[
Автор: Вадим Негатуров
Записано по детским воспоминаниям моего покойного отца, Негатурова Виталия Борисовича.
10 апреля 1944 года Одесса была освобождена от фашистских захватчиков. Несмотря на то, что день этот был удивительно солнечным, в моем календаре он остался самым красным днем. Детские воспоминания запечатлелись, как давний фотоснимок. Даже не верится, что прошло уже столько лет…
Моя мать погибла еще в 1941‑м, 13 сентября, в дни героической обороны Одессы, после чего нас с сестрой забрали к себе ее сестра с мужем.

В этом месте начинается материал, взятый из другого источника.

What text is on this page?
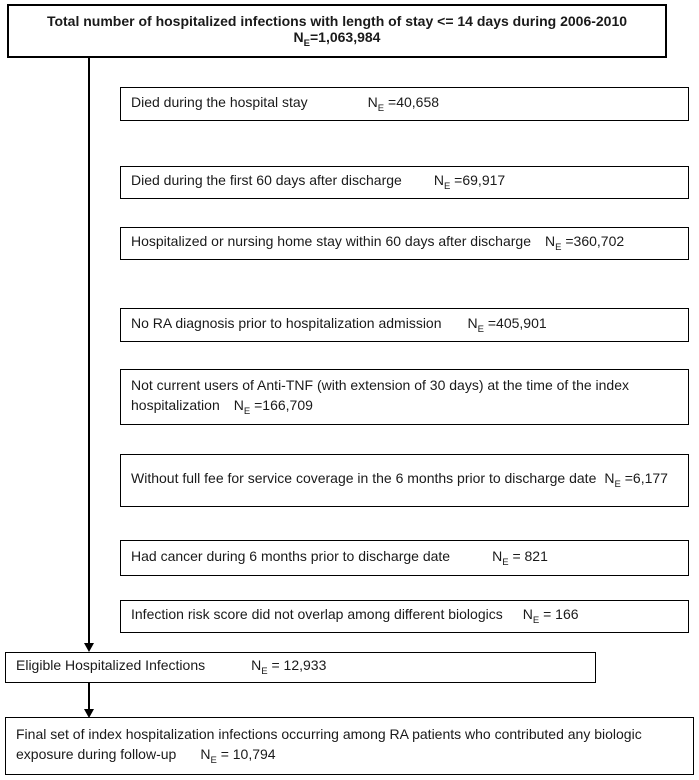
Total number of hospitalized infections with length of stay <= 14 days during 2006-2010
$N_E=1,063,984$
Died during the hospital stay	$N_E =40,658$
Died during the first 60 days after discharge $N_E =69,917$
Hospitalized or nursing home stay within 60 days after discharge $N_E =360,702$
No RA diagnosis prior to hospitalization admission $N_E =405,901$
Not current users of Anti-TNF (with extension of 30 days) at the time of the index hospitalization $N_E =166,709$
Without full fee for service coverage in the 6 months prior to discharge date $N_E =6,177$
Had cancer during 6 months prior to discharge date	$N_E = 821$
Infection risk score did not overlap among different biologics $N_E = 166$
Eligible Hospitalized Infections	$N_E = 12,933$
Final set of index hospitalization infections occurring among RA patients who contributed any biologic exposure during follow-up $N_E = 10,794$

Поскольку детей у них не было, к нам они отнеслись со всей теплотой и заботой. Мы же, в свою очередь, тоже восприняли их как родных маму и папу.
10‑го апреля, в 6 утра мы с мамой, как обычно, отправились доить отелившуюся в марте корову и кормить теленка. Отец до войны был железнодорожником, поэтому жили мы в Одессе на Первой Заставе в домах-бараках — райончик назывался «Бессарабка-2», куда селили железнодорожников и их семьи. Мне тогда было неполных 8 лет, и я ни на шаг не отходил от матери, поскольку постоянно слышалась стрельба.
С удоем молока мы отправились в погреб, когда сзади вдруг послышался женский голос с сильным «рассейским» акцентом:
— Немцы здесь есть?
Мама ответила:
— Нет.
— А в погребе?
Мать перекрестилась и ответила:
— Ей Богу, нет!
Перед нами возникла высокая стройная девушка в плащ-палатке и с автоматом ППШ на груди. Она в буквальном смысле олицетворяла собой образ некрасовской героини, способной, что называется, и коня на скаку остановить, и в горящую избу войти.
— А водички попить можно?
Мама ответила по-одесски, «вопросом на вопрос»:
— А молочка парного не хотите?
— Хочу!
Мать налила девушке молока в поданный ею котелок. Утолив жажду, та вдруг сняла с плеча плащ-палатку и отдала матери со словами:
— На́, вот, пошей мальцу штаны и рубашку! — пояснив при этом, что плащ-палатку нужно вымочить в бензине, снять резину — тогда получится крепкий материал. …Впоследствии, мама так и сделала. Помню, у меня тогда впервые появились вместо непонятных латаных-перелатаных лохмотьев «настоящие мужские» брюки…
Вслед за девушкой подходили еще солдаты, и мать всех поила парным молоком. Это были разведчики, производившие «зачистку» территории от спрятавшихся румын, немцев и изменников.
Узнав о происходящем, вышли все соседи. Каждый счел за счастье проявить гостеприимство. Передавали хлеб, молоко — все, чем были богаты; приглашали в дом помыться, попить чаю, а то и «чего покрепче». Люди тогда были дружнее, и даже, помнится, существовало поверье, что «добро и благодарность передаются на расстояние, как телеграфное слово».
Оно и понятно, ведь у многих женщин воевали мужья, сыновья, братья. В каждом солдате, фактически, виделся родной человек. И неважно, был ли он синеглазым или кареглазым, кудрявым или белобрысым. Главное — он был наш, свой, и поэтому родной…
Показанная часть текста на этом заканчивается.